When the novel’s first edition came out in 1719, the title page read, The Life and Strange Surprizing Adventures of Robinson Crusoe, of York, Mariner: Who Lived Eight and Twenty Years, All Alone in an Un-inhabited Island on the Coast of America, Near the Mouth of the Great River of Oroonoque; Having Been Cast on Shore by Shipwreck, Wherein All the Men Perished but Himself. With an Account how he was at last as Strangely Deliver’d by Pyrates. Written by Himself. Not surprisingly, the full title is rarely used. [1]
The famous castaway tale, The Life and Strange Surprizing Adventures of Robinson Crusoe was first published on 25 April 1719. Written by Daniel Defoe, his name does not appear anywhere in the first edition leading many early readers to believe Crusoe was a real person and the book a travelogue of true incidents.
Epistolary, confessional, and moralistic in form, the book is presented as an autobiography of the title character whose birth name is Robinson Kreutznaer. He is a castaway who spends 28 years on a remote tropical desert island near the coasts of Venezuela and Trinidad, roughly resembling Tobago, encountering cannibals, captives, and mutineers before being rescued. The story has been thought to be based on the life of Alexander Selkirk, a Scottish castaway who lived for four years on a Pacific island called “Más a Tierra” (now part of Chile) which was renamed Robinson Crusoe Island in 1966.

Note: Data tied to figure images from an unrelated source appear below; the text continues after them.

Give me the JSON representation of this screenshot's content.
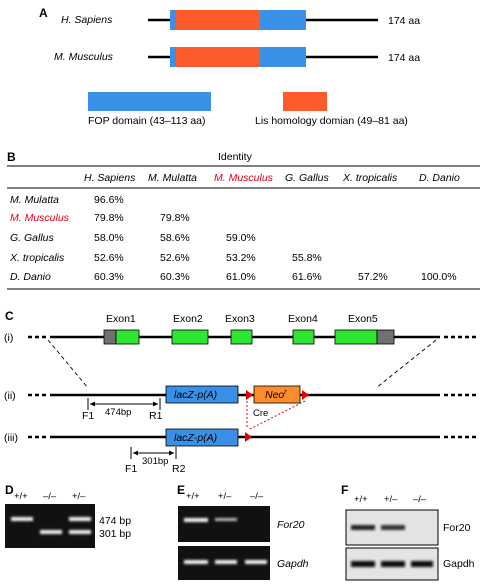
{
  "colors": {
    "fop_domain": "#3a8fe6",
    "lis_domain": "#ff5a2a",
    "exon": "#2ee632",
    "exon_dark": "#707070",
    "lacz": "#3a8fe6",
    "neo": "#ff8c2a",
    "loxp": "#e60000",
    "highlight_species": "#e6001a"
  },
  "panel_a": {
    "letter": "A",
    "proteins": [
      {
        "species": "H. Sapiens",
        "length": "174 aa"
      },
      {
        "species": "M. Musculus",
        "length": "174 aa"
      }
    ],
    "legend": [
      {
        "label": "FOP domain (43–113 aa)",
        "color_key": "fop_domain"
      },
      {
        "label": "Lis homology domian (49–81 aa)",
        "color_key": "lis_domain"
      }
    ]
  },
  "panel_b": {
    "letter": "B",
    "header": "Identity",
    "columns": [
      "H. Sapiens",
      "M. Mulatta",
      "M. Musculus",
      "G. Gallus",
      "X. tropicalis",
      "D. Danio"
    ],
    "rows": [
      {
        "species": "M. Mulatta",
        "values": [
          "96.6%",
          "",
          "",
          "",
          "",
          ""
        ]
      },
      {
        "species": "M. Musculus",
        "values": [
          "79.8%",
          "79.8%",
          "",
          "",
          "",
          ""
        ]
      },
      {
        "species": "G. Gallus",
        "values": [
          "58.0%",
          "58.6%",
          "59.0%",
          "",
          "",
          ""
        ]
      },
      {
        "species": "X. tropicalis",
        "values": [
          "52.6%",
          "52.6%",
          "53.2%",
          "55.8%",
          "",
          ""
        ]
      },
      {
        "species": "D. Danio",
        "values": [
          "60.3%",
          "60.3%",
          "61.0%",
          "61.6%",
          "57.2%",
          "100.0%"
        ]
      }
    ]
  },
  "panel_c": {
    "letter": "C",
    "exons": [
      "Exon1",
      "Exon2",
      "Exon3",
      "Exon4",
      "Exon5"
    ],
    "rows": [
      "(i)",
      "(ii)",
      "(iii)"
    ],
    "lacz_label": "lacZ-p(A)",
    "neo_label": "Neo",
    "neo_sup": "r",
    "cre_label": "Cre",
    "primers_ii": {
      "f": "F1",
      "r": "R1",
      "size": "474bp"
    },
    "primers_iii": {
      "f": "F1",
      "r": "R2",
      "size": "301bp"
    }
  },
  "panel_d": {
    "letter": "D",
    "lanes": [
      "+/+",
      "–/–",
      "+/–"
    ],
    "bands": [
      "474 bp",
      "301 bp"
    ]
  },
  "panel_e": {
    "letter": "E",
    "lanes": [
      "+/+",
      "+/–",
      "–/–"
    ],
    "genes": [
      "For20",
      "Gapdh"
    ]
  },
  "panel_f": {
    "letter": "F",
    "lanes": [
      "+/+",
      "+/–",
      "–/–"
    ],
    "genes": [
      "For20",
      "Gapdh"
    ]
  }
}
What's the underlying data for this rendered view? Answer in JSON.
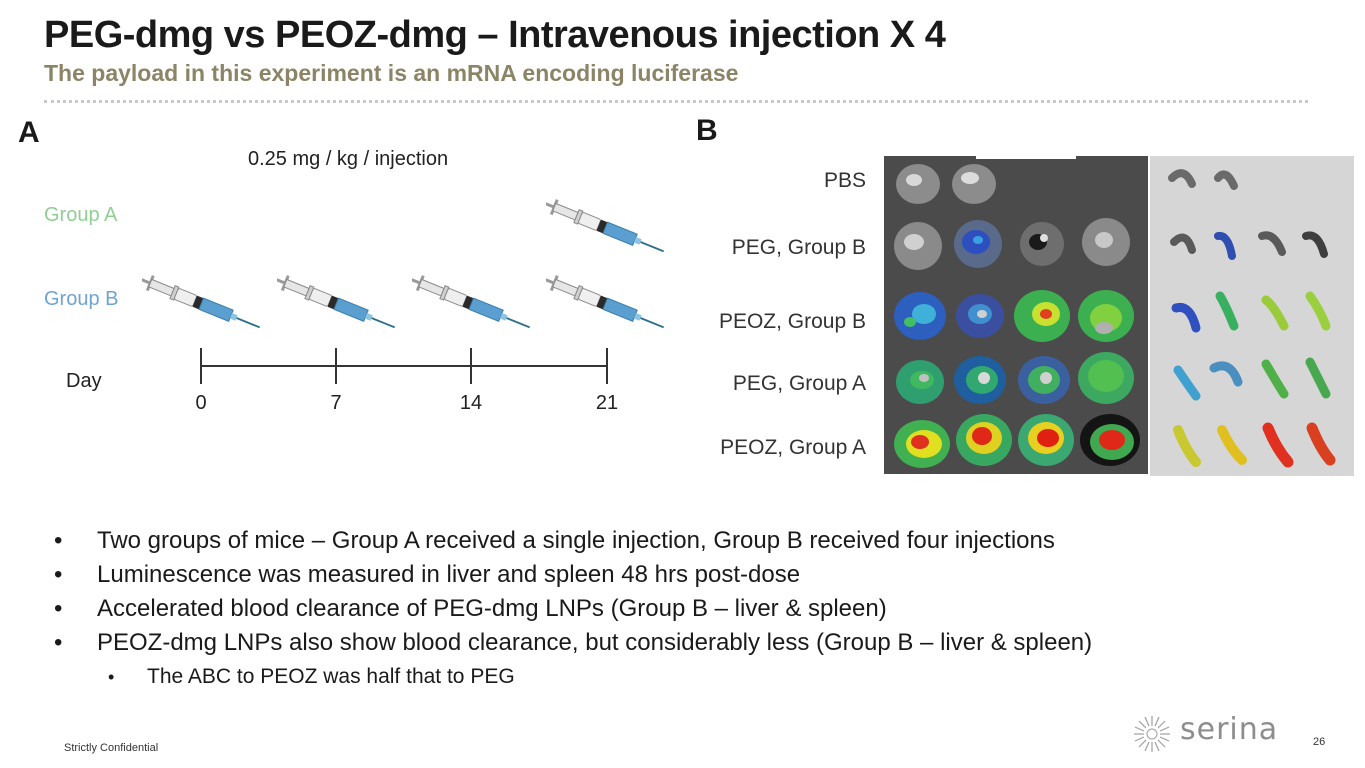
{
  "slide": {
    "title": "PEG-dmg vs PEOZ-dmg – Intravenous injection X 4",
    "subtitle": "The payload in this experiment is an mRNA encoding luciferase"
  },
  "panel_a": {
    "letter": "A",
    "dose_label": "0.25 mg / kg / injection",
    "groups": [
      {
        "label": "Group A",
        "color": "#8fcf94"
      },
      {
        "label": "Group B",
        "color": "#6fa3d4"
      }
    ],
    "axis_label": "Day",
    "days": [
      "0",
      "7",
      "14",
      "21"
    ]
  },
  "panel_b": {
    "letter": "B",
    "rows": [
      "PBS",
      "PEG, Group B",
      "PEOZ, Group B",
      "PEG, Group A",
      "PEOZ, Group A"
    ]
  },
  "bullets": [
    {
      "level": 1,
      "text": "Two groups of mice – Group A received a single injection, Group B received four injections"
    },
    {
      "level": 1,
      "text": "Luminescence was measured in liver and spleen 48 hrs post-dose"
    },
    {
      "level": 1,
      "text": "Accelerated blood clearance of PEG-dmg LNPs (Group B – liver & spleen)"
    },
    {
      "level": 1,
      "text": "PEOZ-dmg LNPs also show blood clearance, but considerably less (Group B – liver & spleen)"
    },
    {
      "level": 2,
      "text": "The ABC to PEOZ was half that to PEG"
    }
  ],
  "footer": {
    "confidential": "Strictly Confidential",
    "page_number": "26",
    "brand": "serina"
  }
}
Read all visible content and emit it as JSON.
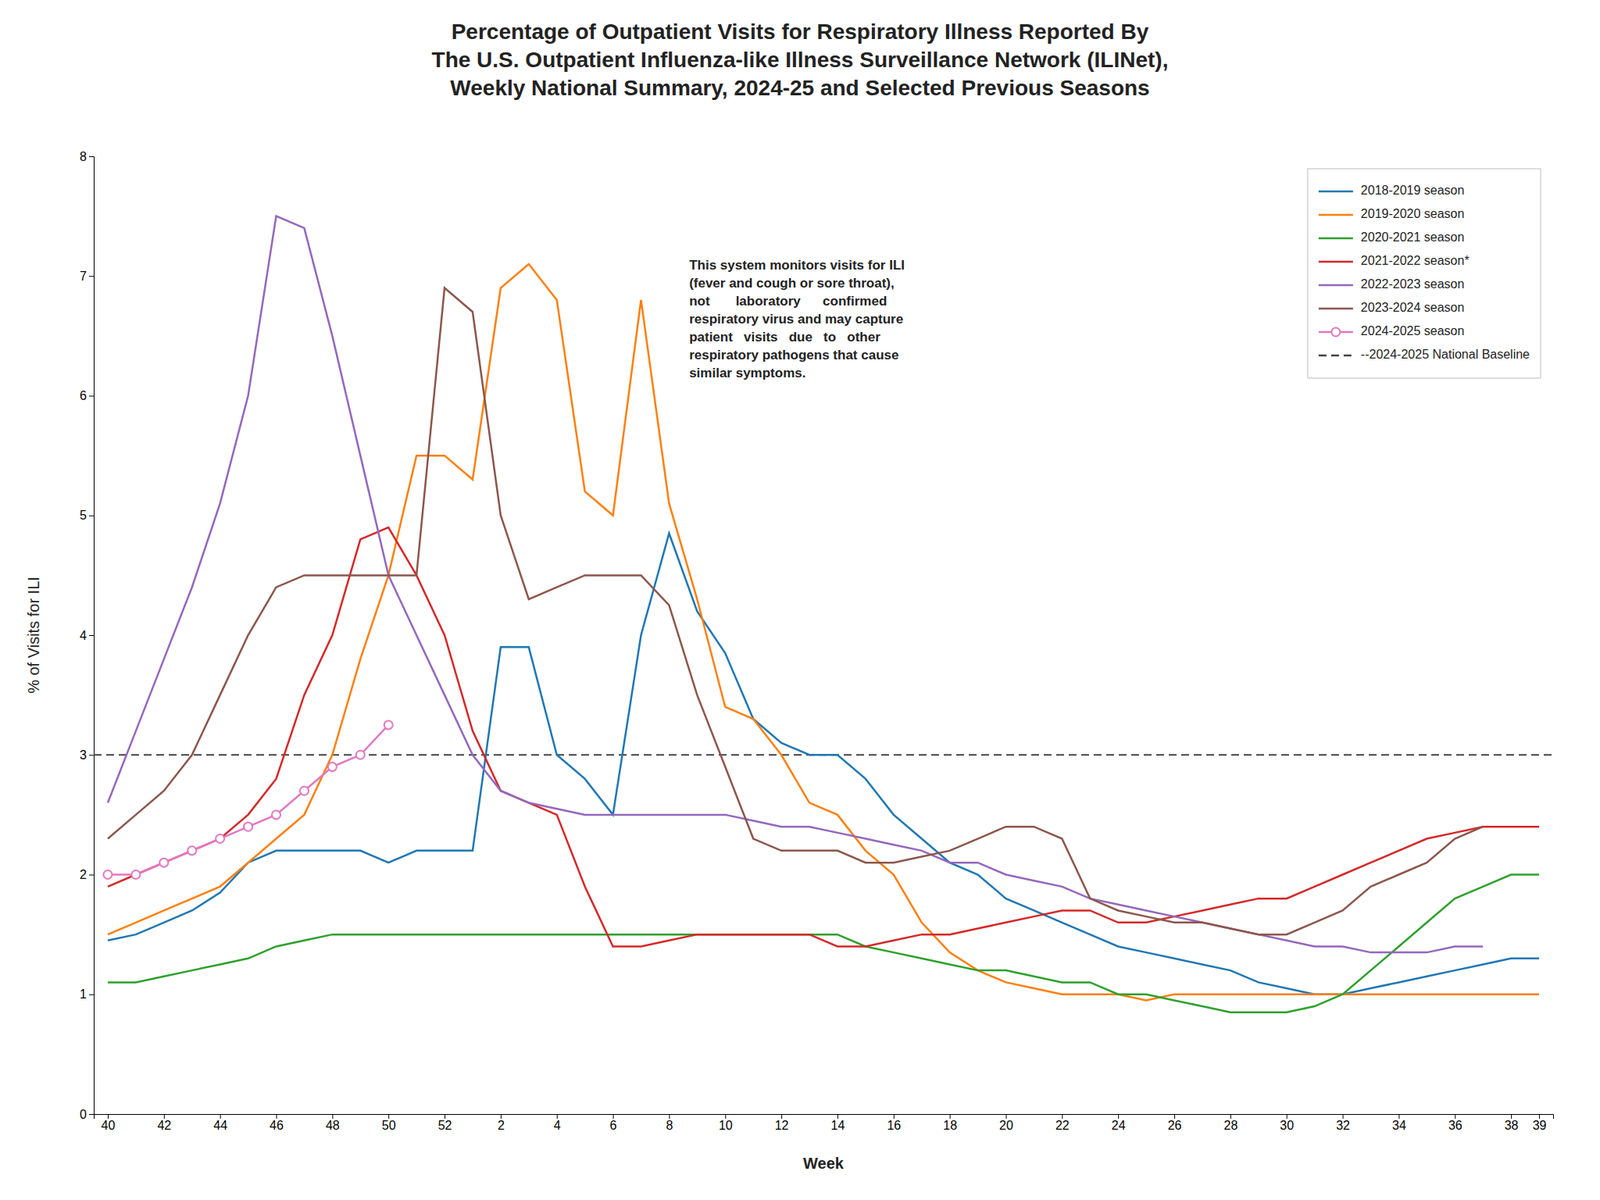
{
  "chart_data": {
    "type": "line",
    "title": "Percentage of Outpatient Visits for Respiratory Illness Reported By\nThe U.S. Outpatient Influenza-like Illness Surveillance Network (ILINet),\nWeekly National Summary, 2024-25 and Selected Previous Seasons",
    "x_label": "Week",
    "y_label": "% of Visits for ILI",
    "annotation": "This system monitors visits for ILI\n(fever and cough or sore throat),\nnot       laboratory      confirmed\nrespiratory virus and may capture\npatient   visits   due   to   other\nrespiratory pathogens that cause\nsimilar symptoms.",
    "categories": [
      "40",
      null,
      "42",
      null,
      "44",
      null,
      "46",
      null,
      "48",
      null,
      "50",
      null,
      "52",
      null,
      "2",
      null,
      "4",
      null,
      "6",
      null,
      "8",
      null,
      "10",
      null,
      "12",
      null,
      "14",
      null,
      "16",
      null,
      "18",
      null,
      "20",
      null,
      "22",
      null,
      "24",
      null,
      "26",
      null,
      "28",
      null,
      "30",
      null,
      "32",
      null,
      "34",
      null,
      "36",
      null,
      "38",
      "39"
    ],
    "ylim": [
      0,
      8
    ],
    "yticks": [
      0,
      1,
      2,
      3,
      4,
      5,
      6,
      7,
      8
    ],
    "grid": false,
    "legend": "upper right",
    "series": [
      {
        "name": "2018-2019 season",
        "type": "line",
        "values": [
          1.45,
          1.5,
          1.6,
          1.7,
          1.85,
          2.1,
          2.2,
          2.2,
          2.2,
          2.2,
          2.1,
          2.2,
          2.2,
          2.2,
          3.9,
          3.9,
          3.0,
          2.8,
          2.5,
          4.0,
          4.85,
          4.2,
          3.85,
          3.3,
          3.1,
          3.0,
          3.0,
          2.8,
          2.5,
          2.3,
          2.1,
          2.0,
          1.8,
          1.7,
          1.6,
          1.5,
          1.4,
          1.35,
          1.3,
          1.25,
          1.2,
          1.1,
          1.05,
          1.0,
          1.0,
          1.05,
          1.1,
          1.15,
          1.2,
          1.25,
          1.3,
          1.3
        ]
      },
      {
        "name": "2019-2020 season",
        "type": "line",
        "values": [
          1.5,
          1.6,
          1.7,
          1.8,
          1.9,
          2.1,
          2.3,
          2.5,
          3.0,
          3.8,
          4.5,
          5.5,
          5.5,
          5.3,
          6.9,
          7.1,
          6.8,
          5.2,
          5.0,
          6.8,
          5.1,
          4.3,
          3.4,
          3.3,
          3.0,
          2.6,
          2.5,
          2.2,
          2.0,
          1.6,
          1.35,
          1.2,
          1.1,
          1.05,
          1.0,
          1.0,
          1.0,
          0.95,
          1.0,
          1.0,
          1.0,
          1.0,
          1.0,
          1.0,
          1.0,
          1.0,
          1.0,
          1.0,
          1.0,
          1.0,
          1.0,
          1.0
        ]
      },
      {
        "name": "2020-2021 season",
        "type": "line",
        "values": [
          1.1,
          1.1,
          1.15,
          1.2,
          1.25,
          1.3,
          1.4,
          1.45,
          1.5,
          1.5,
          1.5,
          1.5,
          1.5,
          1.5,
          1.5,
          1.5,
          1.5,
          1.5,
          1.5,
          1.5,
          1.5,
          1.5,
          1.5,
          1.5,
          1.5,
          1.5,
          1.5,
          1.4,
          1.35,
          1.3,
          1.25,
          1.2,
          1.2,
          1.15,
          1.1,
          1.1,
          1.0,
          1.0,
          0.95,
          0.9,
          0.85,
          0.85,
          0.85,
          0.9,
          1.0,
          1.2,
          1.4,
          1.6,
          1.8,
          1.9,
          2.0,
          2.0
        ]
      },
      {
        "name": "2021-2022 season*",
        "type": "line",
        "values": [
          1.9,
          2.0,
          2.1,
          2.2,
          2.3,
          2.5,
          2.8,
          3.5,
          4.0,
          4.8,
          4.9,
          4.5,
          4.0,
          3.2,
          2.7,
          2.6,
          2.5,
          1.9,
          1.4,
          1.4,
          1.45,
          1.5,
          1.5,
          1.5,
          1.5,
          1.5,
          1.4,
          1.4,
          1.45,
          1.5,
          1.5,
          1.55,
          1.6,
          1.65,
          1.7,
          1.7,
          1.6,
          1.6,
          1.65,
          1.7,
          1.75,
          1.8,
          1.8,
          1.9,
          2.0,
          2.1,
          2.2,
          2.3,
          2.35,
          2.4,
          2.4,
          2.4
        ]
      },
      {
        "name": "2022-2023 season",
        "type": "line",
        "values": [
          2.6,
          3.2,
          3.8,
          4.4,
          5.1,
          6.0,
          7.5,
          7.4,
          6.5,
          5.5,
          4.5,
          4.0,
          3.5,
          3.0,
          2.7,
          2.6,
          2.55,
          2.5,
          2.5,
          2.5,
          2.5,
          2.5,
          2.5,
          2.45,
          2.4,
          2.4,
          2.35,
          2.3,
          2.25,
          2.2,
          2.1,
          2.1,
          2.0,
          1.95,
          1.9,
          1.8,
          1.75,
          1.7,
          1.65,
          1.6,
          1.55,
          1.5,
          1.45,
          1.4,
          1.4,
          1.35,
          1.35,
          1.35,
          1.4,
          1.4,
          null,
          null
        ]
      },
      {
        "name": "2023-2024 season",
        "type": "line",
        "values": [
          2.3,
          2.5,
          2.7,
          3.0,
          3.5,
          4.0,
          4.4,
          4.5,
          4.5,
          4.5,
          4.5,
          4.5,
          6.9,
          6.7,
          5.0,
          4.3,
          4.4,
          4.5,
          4.5,
          4.5,
          4.25,
          3.5,
          2.9,
          2.3,
          2.2,
          2.2,
          2.2,
          2.1,
          2.1,
          2.15,
          2.2,
          2.3,
          2.4,
          2.4,
          2.3,
          1.8,
          1.7,
          1.65,
          1.6,
          1.6,
          1.55,
          1.5,
          1.5,
          1.6,
          1.7,
          1.9,
          2.0,
          2.1,
          2.3,
          2.4,
          null,
          null
        ]
      },
      {
        "name": "2024-2025 season",
        "type": "line",
        "marker": "circle",
        "values": [
          2.0,
          2.0,
          2.1,
          2.2,
          2.3,
          2.4,
          2.5,
          2.7,
          2.9,
          3.0,
          3.25,
          null,
          null,
          null,
          null,
          null,
          null,
          null,
          null,
          null,
          null,
          null,
          null,
          null,
          null,
          null,
          null,
          null,
          null,
          null,
          null,
          null,
          null,
          null,
          null,
          null,
          null,
          null,
          null,
          null,
          null,
          null,
          null,
          null,
          null,
          null,
          null,
          null,
          null,
          null,
          null,
          null
        ]
      }
    ],
    "baseline": {
      "name": "--2024-2025 National Baseline",
      "value": 3.0,
      "line_style": "dashed"
    }
  }
}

Despite its simple narrative style, Robinson Crusoe was well received in the literary world and became an instant classic, with four editions printed in the first year of publication. It has been credited as marking the beginning of realistic fiction as a literary genre and is often described as the first English novel. It was a runaway success, and Defoe quickly wrote two sequels, The Farther Adventures (1719) and Serious Reflections … of Robinson Crusoe (1720).
Robinson Crusoe has gone on to become one of the most widely published books in history and the second-most translated book in the world, spawning so many imitations, not only in literature but also in film, television, and radio, that its name is now used to define a genre, the Robinsonade.